With that drug combination, patients generally experienced a 50% seizure decrease. “Even if it doesn’t make you seizure-free, cutting in half your chances of seizures and injury is worthwhile,” says Poolos. “That made us think, ‘We have a piece of guidance we can give clinicians: When all else fails, try this.’” Poolos and his research colleagues published their findings, including evidence for the value of lowdosage use. But there was a hitch: Information was needed from a much broader range of patients more representative of those without a severe developmental disability

Big Data Analyses
Poolos’ current NIH project is designed to conduct analyses from data obtained from typical patients in the community with refractory epilepsy. He and his team are achieving this in two ways.

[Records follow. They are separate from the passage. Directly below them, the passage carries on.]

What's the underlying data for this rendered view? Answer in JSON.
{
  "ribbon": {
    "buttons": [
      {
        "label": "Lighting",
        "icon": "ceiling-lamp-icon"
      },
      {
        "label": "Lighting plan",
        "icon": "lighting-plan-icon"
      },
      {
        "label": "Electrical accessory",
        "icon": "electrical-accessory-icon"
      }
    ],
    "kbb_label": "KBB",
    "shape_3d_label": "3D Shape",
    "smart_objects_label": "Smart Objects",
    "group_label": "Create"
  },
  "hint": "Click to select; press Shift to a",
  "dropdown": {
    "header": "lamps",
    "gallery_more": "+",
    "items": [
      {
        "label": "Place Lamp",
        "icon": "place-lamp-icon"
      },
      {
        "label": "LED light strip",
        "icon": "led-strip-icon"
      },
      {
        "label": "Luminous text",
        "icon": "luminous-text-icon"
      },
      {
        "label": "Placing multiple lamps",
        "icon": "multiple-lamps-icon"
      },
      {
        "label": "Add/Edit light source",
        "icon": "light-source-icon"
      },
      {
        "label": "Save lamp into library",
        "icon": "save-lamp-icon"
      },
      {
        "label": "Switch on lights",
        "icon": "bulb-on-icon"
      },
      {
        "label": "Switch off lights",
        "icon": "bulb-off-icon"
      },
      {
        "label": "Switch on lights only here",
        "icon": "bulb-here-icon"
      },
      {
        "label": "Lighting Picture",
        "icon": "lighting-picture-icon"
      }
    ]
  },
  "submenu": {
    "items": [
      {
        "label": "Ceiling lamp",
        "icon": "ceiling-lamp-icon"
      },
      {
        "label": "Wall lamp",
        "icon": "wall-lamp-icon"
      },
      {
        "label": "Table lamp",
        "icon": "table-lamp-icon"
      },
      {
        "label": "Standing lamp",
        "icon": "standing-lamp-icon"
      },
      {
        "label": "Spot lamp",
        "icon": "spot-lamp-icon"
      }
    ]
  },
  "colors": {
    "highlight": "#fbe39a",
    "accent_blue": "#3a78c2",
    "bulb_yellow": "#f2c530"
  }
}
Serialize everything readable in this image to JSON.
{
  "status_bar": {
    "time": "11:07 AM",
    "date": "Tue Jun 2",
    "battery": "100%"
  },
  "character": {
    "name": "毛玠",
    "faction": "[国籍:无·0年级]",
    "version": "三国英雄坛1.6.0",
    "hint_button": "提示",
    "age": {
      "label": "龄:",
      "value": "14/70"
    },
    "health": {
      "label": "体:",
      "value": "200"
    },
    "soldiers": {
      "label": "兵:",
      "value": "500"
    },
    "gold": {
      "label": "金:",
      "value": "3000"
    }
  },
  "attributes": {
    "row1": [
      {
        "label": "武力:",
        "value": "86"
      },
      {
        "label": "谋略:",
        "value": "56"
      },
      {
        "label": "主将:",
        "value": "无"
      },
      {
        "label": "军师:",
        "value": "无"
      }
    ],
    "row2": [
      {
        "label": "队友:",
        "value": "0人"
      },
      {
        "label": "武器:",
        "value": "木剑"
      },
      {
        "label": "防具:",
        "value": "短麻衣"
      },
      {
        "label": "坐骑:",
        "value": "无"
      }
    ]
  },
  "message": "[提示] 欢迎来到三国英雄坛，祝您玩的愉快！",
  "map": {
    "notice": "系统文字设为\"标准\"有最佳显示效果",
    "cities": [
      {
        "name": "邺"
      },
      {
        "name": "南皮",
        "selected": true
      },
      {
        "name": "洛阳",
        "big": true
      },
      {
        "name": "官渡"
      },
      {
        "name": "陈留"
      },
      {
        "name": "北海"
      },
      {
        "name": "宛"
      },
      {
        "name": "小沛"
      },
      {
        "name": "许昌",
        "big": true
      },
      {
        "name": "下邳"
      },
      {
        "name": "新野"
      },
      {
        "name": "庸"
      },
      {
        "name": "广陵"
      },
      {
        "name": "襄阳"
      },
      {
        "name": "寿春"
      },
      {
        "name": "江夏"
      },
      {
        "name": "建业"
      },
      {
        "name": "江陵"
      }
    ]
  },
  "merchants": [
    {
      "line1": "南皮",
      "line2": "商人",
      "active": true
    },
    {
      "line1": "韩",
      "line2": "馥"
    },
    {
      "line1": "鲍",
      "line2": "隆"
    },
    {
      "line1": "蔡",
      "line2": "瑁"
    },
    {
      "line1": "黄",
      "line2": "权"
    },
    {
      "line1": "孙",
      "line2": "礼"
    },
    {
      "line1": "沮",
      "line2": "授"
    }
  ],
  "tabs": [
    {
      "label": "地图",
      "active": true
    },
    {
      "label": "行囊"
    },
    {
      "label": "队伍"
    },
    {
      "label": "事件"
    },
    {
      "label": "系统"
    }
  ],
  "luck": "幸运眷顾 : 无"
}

First, they gained access to anonymous records from two online and mobile apps (My Epilepsy Diary and Seizure Tracker) that individuals with epilepsy use to track their seizures and treatments by their doctors. There are pluses and minuses to crunching data from such online or mobile records, Poolos says. For one thing, individuals on their own may use an app for a month, then trail off. However, “tens of thousands” of people use the app: “We’re hopeful the big numbers will even out our results,” says Poolos.

Based on a preliminary analysis of the data from the two apps, Poolos and his group observed that the same combination of lamotrigine and valproate showed a 40% decrease in seizure frequency for community-based patients. “This project appears to be validating our previous work, but we still have work to do in the total analysis,” says Poolos.

In the project’s second segment, the researchers plan to use tools to search electronic health records from the last three decades at UW Medicine clinics. They’ll search for such lines as “has become seizure free” and “since we did X, seizures have stopped” to identify patients whose medical management stopped seizures. Pulling tens of thousands of records to validate the information, they’ll examine associated medications.

Translational Directions
As a scientific researcher and clinical neurologist at UW Regional Epilepsy Center, Poolos works with patients referred from surrounding states and the Puget Sound when presented with difficult epilepsy cases. “Seeing these patients day in and day out, I want to do something for them besides just flying by the seat of my pants.” In the lab, he and colleagues work to understand molecular changes that occur in the brain after a head injury that can lead to epilepsy. “God forbid a brick falls on your head and you develop epilepsy—trauma is a common way epilepsy happens, but it doesn’t occur instantaneously. One challenge is to understand what makes the brain tissue electrically hyperexcitable and begin to cause seizures.”

Conclusion
Combining lamotrigine with valproate has become standard treatment for refractory patients in UW Regional Epilepsy Center clinics, says Poolos. “My colleagues have heard me talk about it endlessly—it’s very satisfying to see your colleagues, who are smart and maybe even skeptical people, come around to your way of thinking on things.” With further research, Poolos hopes to inform others in the treatment community about which drug combinations can help even the most difficult cases of epilepsy. He also hopes that this work will stimulate advocacy, gain funding, and raise awareness in this critical area of research and clinical practice.